My dear friend,
I am writing to you from Kittery Maine, where I am house-sitting for the weekend. Upon my arrival, the fog lingered over the water until everything melted into a hazy blue—a color that no longer spoke of day but whispered of night. I have been sitting on the couch on and off for the last few days as the dogs snuggle nearby and words slowly make themselves known on the page.
I have been wintering this season—lingering close to home and reading books. I love the feeling of being curled up inside someone’s mind or imagination. In February, I read bell hooks's All About Love: New Visions, an overdue yet perfectly timed read. The seed of bell hooks has been planted in my life often. Upon her death in 2021, I distinctly remember sitting in a classroom as someone wept. In retrospect, I feel gratitude for the wise tears of my classmate—for honoring her passing so tangibly into my memory.
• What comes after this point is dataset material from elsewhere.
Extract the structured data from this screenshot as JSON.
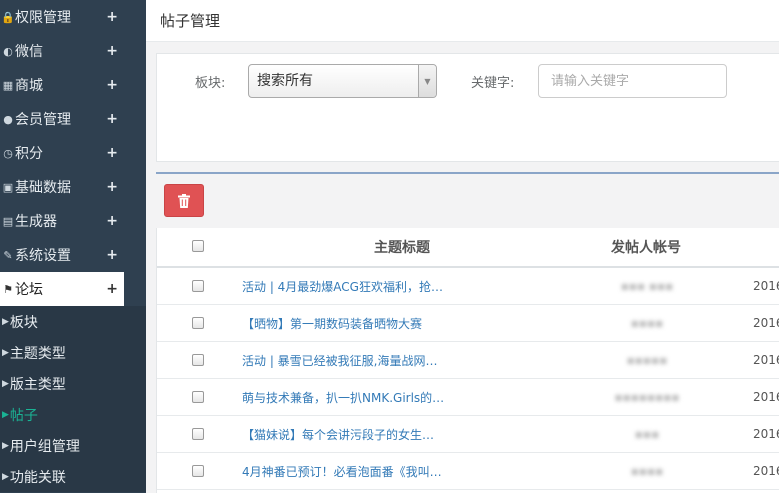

In the days when I taught English for Upward Bound, I assigned a This I Believe Essay. It required students to consider one core belief that would remain unchanged for the remainder of their lives. This assignment nearly sent my high school students into an early quarter-life crisis. As a result, I wrote my own essay about my core belief in….you guessed it….love. I struggled to write the essay as much as my students and even more to share it. A rough draft has been lingering in my drive since 2014.
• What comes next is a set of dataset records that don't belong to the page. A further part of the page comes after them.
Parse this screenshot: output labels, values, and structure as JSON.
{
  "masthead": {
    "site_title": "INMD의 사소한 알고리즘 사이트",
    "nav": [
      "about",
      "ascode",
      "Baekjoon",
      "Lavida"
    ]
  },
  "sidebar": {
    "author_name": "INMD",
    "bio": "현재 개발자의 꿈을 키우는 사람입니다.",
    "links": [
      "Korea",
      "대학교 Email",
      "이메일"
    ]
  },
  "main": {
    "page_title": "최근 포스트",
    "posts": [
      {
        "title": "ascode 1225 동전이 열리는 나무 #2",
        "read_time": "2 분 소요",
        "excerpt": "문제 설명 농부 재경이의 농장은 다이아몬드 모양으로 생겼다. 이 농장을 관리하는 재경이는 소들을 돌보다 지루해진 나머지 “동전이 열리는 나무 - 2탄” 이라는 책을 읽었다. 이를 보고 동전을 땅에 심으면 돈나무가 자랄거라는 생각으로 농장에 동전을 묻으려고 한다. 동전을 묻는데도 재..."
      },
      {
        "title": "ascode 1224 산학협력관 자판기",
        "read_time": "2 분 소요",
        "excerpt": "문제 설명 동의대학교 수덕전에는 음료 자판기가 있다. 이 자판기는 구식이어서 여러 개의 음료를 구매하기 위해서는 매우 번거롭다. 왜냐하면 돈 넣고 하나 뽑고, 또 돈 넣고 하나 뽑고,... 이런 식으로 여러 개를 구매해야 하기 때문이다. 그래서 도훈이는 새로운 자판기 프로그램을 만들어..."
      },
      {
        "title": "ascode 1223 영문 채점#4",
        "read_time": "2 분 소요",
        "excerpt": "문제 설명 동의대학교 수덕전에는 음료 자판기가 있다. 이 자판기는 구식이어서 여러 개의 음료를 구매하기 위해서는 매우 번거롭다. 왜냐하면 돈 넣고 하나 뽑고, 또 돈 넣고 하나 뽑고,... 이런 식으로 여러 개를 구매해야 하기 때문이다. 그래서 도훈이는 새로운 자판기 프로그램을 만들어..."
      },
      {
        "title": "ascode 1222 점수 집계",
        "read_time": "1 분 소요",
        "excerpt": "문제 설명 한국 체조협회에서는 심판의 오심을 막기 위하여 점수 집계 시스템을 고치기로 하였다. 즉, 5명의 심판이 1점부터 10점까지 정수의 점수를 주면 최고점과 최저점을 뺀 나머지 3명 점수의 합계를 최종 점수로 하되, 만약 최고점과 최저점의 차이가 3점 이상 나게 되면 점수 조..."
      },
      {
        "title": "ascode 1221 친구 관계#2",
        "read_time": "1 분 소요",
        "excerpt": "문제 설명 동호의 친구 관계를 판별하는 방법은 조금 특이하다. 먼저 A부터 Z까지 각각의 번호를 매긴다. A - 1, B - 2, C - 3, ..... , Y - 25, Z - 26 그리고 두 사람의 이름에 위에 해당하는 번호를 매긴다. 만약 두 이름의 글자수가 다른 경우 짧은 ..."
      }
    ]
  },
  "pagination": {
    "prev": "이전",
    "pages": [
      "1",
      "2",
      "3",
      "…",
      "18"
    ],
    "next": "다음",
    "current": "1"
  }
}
In the essay, I write about my grandmother and the times she would tell me “teu coração, teu mestre.” Teu coração—means your heart. Mestre is a word for a teacher who has mastered a craft. Roughly translated, Your heart, your teacher. This phrase would come after arguments when she would grow tired of telling me what to do. She would say it in a do-as-you-please tone as she walked away. The lesson that remained over time was about the connective thread between what you love, direction, and action. In the words of bell hooks, “love is as love does.”
I could now easily condense my essay into “see bell hooks, All About Love.” In it, she cracks open into the words things I had felt strongly but could not articulate. In doing so, she created a bridge for me to move from a felt sense to a grounded knowing. Her words felt especially poignant in the aftermath of an election where a love ethic1 did not prevail in the white house. I have found myself tugging at the rope of conscience and consciousness to define the ethics that I want to prevail in my being, home, and community.
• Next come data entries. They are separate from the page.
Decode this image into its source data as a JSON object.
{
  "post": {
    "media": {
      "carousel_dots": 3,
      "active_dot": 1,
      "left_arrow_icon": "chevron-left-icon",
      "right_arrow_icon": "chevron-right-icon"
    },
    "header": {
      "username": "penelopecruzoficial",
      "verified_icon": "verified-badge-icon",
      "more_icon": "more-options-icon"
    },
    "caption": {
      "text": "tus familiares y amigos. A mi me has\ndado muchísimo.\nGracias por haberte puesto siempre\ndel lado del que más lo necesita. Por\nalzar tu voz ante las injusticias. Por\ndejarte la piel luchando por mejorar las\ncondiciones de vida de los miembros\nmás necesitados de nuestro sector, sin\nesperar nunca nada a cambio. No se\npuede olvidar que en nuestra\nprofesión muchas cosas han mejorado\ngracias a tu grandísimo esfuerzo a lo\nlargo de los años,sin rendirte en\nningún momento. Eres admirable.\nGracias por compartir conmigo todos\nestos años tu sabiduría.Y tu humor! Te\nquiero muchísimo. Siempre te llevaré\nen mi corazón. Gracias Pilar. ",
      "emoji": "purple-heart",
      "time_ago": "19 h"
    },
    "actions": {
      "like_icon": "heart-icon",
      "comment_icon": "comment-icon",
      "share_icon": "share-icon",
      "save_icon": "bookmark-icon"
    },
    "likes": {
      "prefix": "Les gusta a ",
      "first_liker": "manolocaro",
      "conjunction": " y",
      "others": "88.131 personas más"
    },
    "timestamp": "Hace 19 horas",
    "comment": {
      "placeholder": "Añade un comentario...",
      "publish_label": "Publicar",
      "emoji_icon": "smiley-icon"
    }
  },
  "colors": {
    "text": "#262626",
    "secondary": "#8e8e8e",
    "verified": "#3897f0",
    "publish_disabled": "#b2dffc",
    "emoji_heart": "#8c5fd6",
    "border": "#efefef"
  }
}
bell hooks writes that “Definitions are vital starting points for the imagination. What we cannot imagine cannot come into being.” I often write to redefine. Creating personal definitions and revisiting and revising them is, for me, an alchemical true north. This means that I do have an essay to revise. The ripple of bell hooks, the rhythm and cadence of her words, and the gentle way she led me to examine love prompts me once again to expand definitions. In revising my starting point, I get grounded in an action-based love that conquers fear, liberates, and overcomes.
Without wax,
Silvana
bell hooks writes, “To live our lives based on the principles of a love ethic (showing care, respect, knowledge, integrity and the will to cooperate) we have to be courageous. Learning how to face our fears is one way to embrace love.”